Phillip Riley

Australian Vanadium Leads VRFB Marketing Efforts in China

China is gearing up to lead the use of vanadium for renewable energy storage, “potentially sending spot prices skyward and heaping pressure on global supplies of the material,” a report says.
Although lithium-ion batteries are popular for energy storage, batteries need to be big and should provide long shelf life. A report published on the website of the Australia China Business Review stated that that vanadium flow battery is slowly becoming an alternative to address the challenge that renewable power does not always occur at the same time as peak demand.
VRFB, or Vanadium Redox Flow Batteries, can be utilised to store hundreds of megawatt-hours of energy to provide a potential power source at peak load times on traditional energy grids. China is establishing the biggest VRFB project as part of its commitment to lessen dependence on coal-fired power and make the shift to renewables.

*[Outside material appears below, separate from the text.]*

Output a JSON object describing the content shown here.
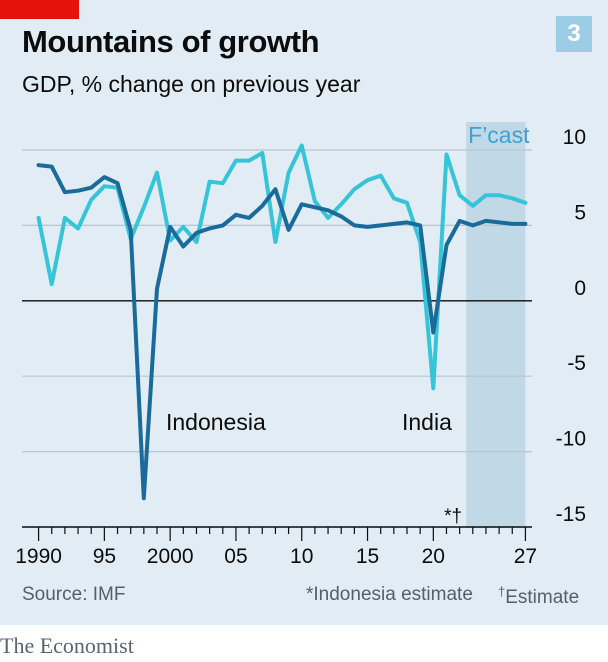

Pu Neng, an avid advocate of vanadium flow battery technology, was awarded a contract on November to establish one of the largest VRFB in China, describing it as “a glimpse into the future of the Chinese electricity grid.” The company will first build a small-scale VRFB to manifest the capability of utilising the technology to incorporate a solar photovoltaic system into the energy grid at Zaoyang.
Another 100-megawatt, 500MW-hour energy storage project will be built next to the new smart energy grid in Hubei Province. Rongke Power has a 200MW-800MWh VRFB which is considered as the largest planned chemical battery in the world. Rongke also has a large-scale manufacturing facility that builds the batteries and is anticipated to become operational by 2020.
Vince Algar, Managing Director at Australian Vanadium, stated, “In China, there are massive amounts of renewables projects being deployed, they understand the concepts of true storage, long-duration storage and the dam concept of renewables, and that’s not something that’s gotten through in the Australian psyche yet.”
“The battery that Rongke is building at Dalian is like a benchmark for ultra-large-scale flow batteries and ultra-large-scale grid batteries in general. They provide longer duration storage opportunities for the grid, and they are long-life assets that are grid-life assets,” Algar continued.